Finances et transition écologique : Bercy engage une concertation avec les élus locaux
Le ministère de l'Économie et des Finances a lancé ce 14 avril une série de rencontres avec les associations d'élus locaux sur les questions hautement sensibles de la maîtrise des dépenses publiques et de l'accélération de la transition écologique, qui va nécessiter d'importantes dépenses supplémentaires. Une première réunion, jugée "utile" et "intéressante" du côté des élus locaux, s'est tenue pour dresser un état des lieux des finances locales.
Quelles mesures seront "susceptibles de garantir le respect de la trajectoire budgétaire figurant dans le programme de stabilité et l'atteinte des objectifs de transition énergétique et écologique de la France ?" Telle est la question de fond qui se pose aujourd'hui pour les finances publiques, selon le ministère de l'Économie et des Finances. Qui compte associer les représentants des associations d'élus locaux à la réflexion sur ce sujet épineux. Ceux-ci sont ainsi conviés à un cycle de quatre rencontres, dont la dernière se déroulera avant fin mai en présence du ministre de l'Économie et du ministre délégué chargé des comptes publics.
La réunion inaugurale, assez technique, s'est tenue ce 14 avril en présence d'élus locaux, de cadres d'associations d'élus, de hauts fonctionnaires de l'administration de Bercy et de l'entourage de Bruno Le Maire et Gabriel Attal. Mais en l'absence de représentants de la direction générale des collectivités locales (DGCL).
Bonne santé financière des collectivités
Le but de cette rencontre de plus de deux heures était de "dresser un constat objectif sur l'évolution des finances locales au cours des dix dernières années". Selon plusieurs participants à cette réunion, les représentants de Bercy ont fait état de la "bonne santé financière" des collectivités locales dans leur ensemble, celles-ci ne rencontrant "pas de problème de solvabilité". Pour l'heure, les hauts fonctionnaires de l'État n'en ont pas pour autant déduit que les collectivités devront fournir un effort supplémentaire pour permettre le redressement des comptes publics, relève-t-on du côté de l'Association des petites villes de France (APVF). Où l'on insiste sur le fait que les données moyennes mises en avant par Bercy masquent l'hétérogénéité des situations des collectivités, certaines d'entre elles pouvant rencontrer des difficultés, en particulier depuis que les prix de l'énergie se sont envolés.
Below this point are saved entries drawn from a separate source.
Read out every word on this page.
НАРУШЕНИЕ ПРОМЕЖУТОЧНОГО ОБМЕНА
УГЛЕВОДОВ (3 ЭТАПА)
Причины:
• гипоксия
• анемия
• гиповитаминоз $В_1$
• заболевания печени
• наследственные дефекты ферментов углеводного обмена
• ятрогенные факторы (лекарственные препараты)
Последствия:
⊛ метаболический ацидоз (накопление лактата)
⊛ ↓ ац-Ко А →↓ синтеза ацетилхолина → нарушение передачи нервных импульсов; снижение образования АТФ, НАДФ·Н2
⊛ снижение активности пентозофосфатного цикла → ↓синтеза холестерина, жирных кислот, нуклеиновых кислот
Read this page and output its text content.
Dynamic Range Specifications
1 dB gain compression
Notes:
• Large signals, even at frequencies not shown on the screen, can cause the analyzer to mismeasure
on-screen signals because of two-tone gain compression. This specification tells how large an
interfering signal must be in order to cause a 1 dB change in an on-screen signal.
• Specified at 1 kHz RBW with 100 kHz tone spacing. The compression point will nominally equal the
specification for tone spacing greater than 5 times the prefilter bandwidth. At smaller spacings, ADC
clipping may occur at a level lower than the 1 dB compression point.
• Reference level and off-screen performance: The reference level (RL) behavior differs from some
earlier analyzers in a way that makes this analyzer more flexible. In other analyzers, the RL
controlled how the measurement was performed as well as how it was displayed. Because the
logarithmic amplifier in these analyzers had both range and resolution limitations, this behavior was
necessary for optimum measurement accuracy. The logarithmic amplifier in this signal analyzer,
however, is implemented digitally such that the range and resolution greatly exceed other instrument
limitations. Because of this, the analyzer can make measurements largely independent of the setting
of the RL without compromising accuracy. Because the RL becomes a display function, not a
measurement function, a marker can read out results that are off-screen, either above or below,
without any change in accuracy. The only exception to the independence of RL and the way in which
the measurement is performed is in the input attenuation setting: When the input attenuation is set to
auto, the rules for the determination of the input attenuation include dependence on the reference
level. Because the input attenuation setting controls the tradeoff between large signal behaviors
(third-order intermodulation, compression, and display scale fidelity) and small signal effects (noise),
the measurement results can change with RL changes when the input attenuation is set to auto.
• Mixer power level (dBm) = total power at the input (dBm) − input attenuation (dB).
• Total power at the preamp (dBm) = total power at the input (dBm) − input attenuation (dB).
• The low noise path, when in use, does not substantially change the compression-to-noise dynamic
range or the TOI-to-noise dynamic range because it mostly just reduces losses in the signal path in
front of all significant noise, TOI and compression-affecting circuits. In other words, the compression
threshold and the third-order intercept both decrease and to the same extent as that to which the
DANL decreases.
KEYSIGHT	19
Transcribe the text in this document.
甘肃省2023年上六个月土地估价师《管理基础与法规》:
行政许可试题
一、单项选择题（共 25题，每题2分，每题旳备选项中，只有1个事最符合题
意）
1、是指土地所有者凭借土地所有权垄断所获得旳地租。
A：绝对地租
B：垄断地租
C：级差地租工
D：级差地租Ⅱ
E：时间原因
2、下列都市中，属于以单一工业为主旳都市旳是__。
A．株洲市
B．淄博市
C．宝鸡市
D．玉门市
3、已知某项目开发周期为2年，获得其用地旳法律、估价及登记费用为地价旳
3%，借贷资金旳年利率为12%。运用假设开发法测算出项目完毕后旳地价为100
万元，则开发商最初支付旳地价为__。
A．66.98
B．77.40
Les niveaux de trésorerie record que connaissent les collectivités – des données que les représentants de Bercy ont mis en exergue – ne doivent pas laisser penser que celles-ci se portent bien, ont en outre souligné les élus et experts du monde local. Ils résultent du "pilotage prudent" mis en place par les directeurs financiers et traduisent "un taux de réalisation des investissements qui est en décrue", du fait de retard pris dans les travaux ou de marchés infructueux, a estimé France urbaine. Les collectivités auront besoin de ces réserves "pour faire face au mur d'investissements qui est devant elles" (transition écologique, renouvellement des réseaux d'eau, vieillissement de la population…), fait remarquer de son côté l'APVF.
"Besoin de visibilité"
Les collectivités locales ont "un énorme besoin de visibilité", a souligné au cours de la réunion Romain Colas, maire de Boussy-Saint-Antoine et représentant de l'association. Or avec des montants de dotations qui sont déterminés annuellement, cette visibilité fait défaut. Un argument corroboré par le témoignage de Bertrand Hauchecorne, maire de Mareau-aux-Prés et représentant de l'Association des maires ruraux de France (AMRF) : "Ma commune vient de voter le budget primitif pour 2023 sans savoir si l'État lui accordera l'aide au titre du fonds vert qu'elle a demandée pour la rénovation de l'éclairage public qui doit être faite dès cette année."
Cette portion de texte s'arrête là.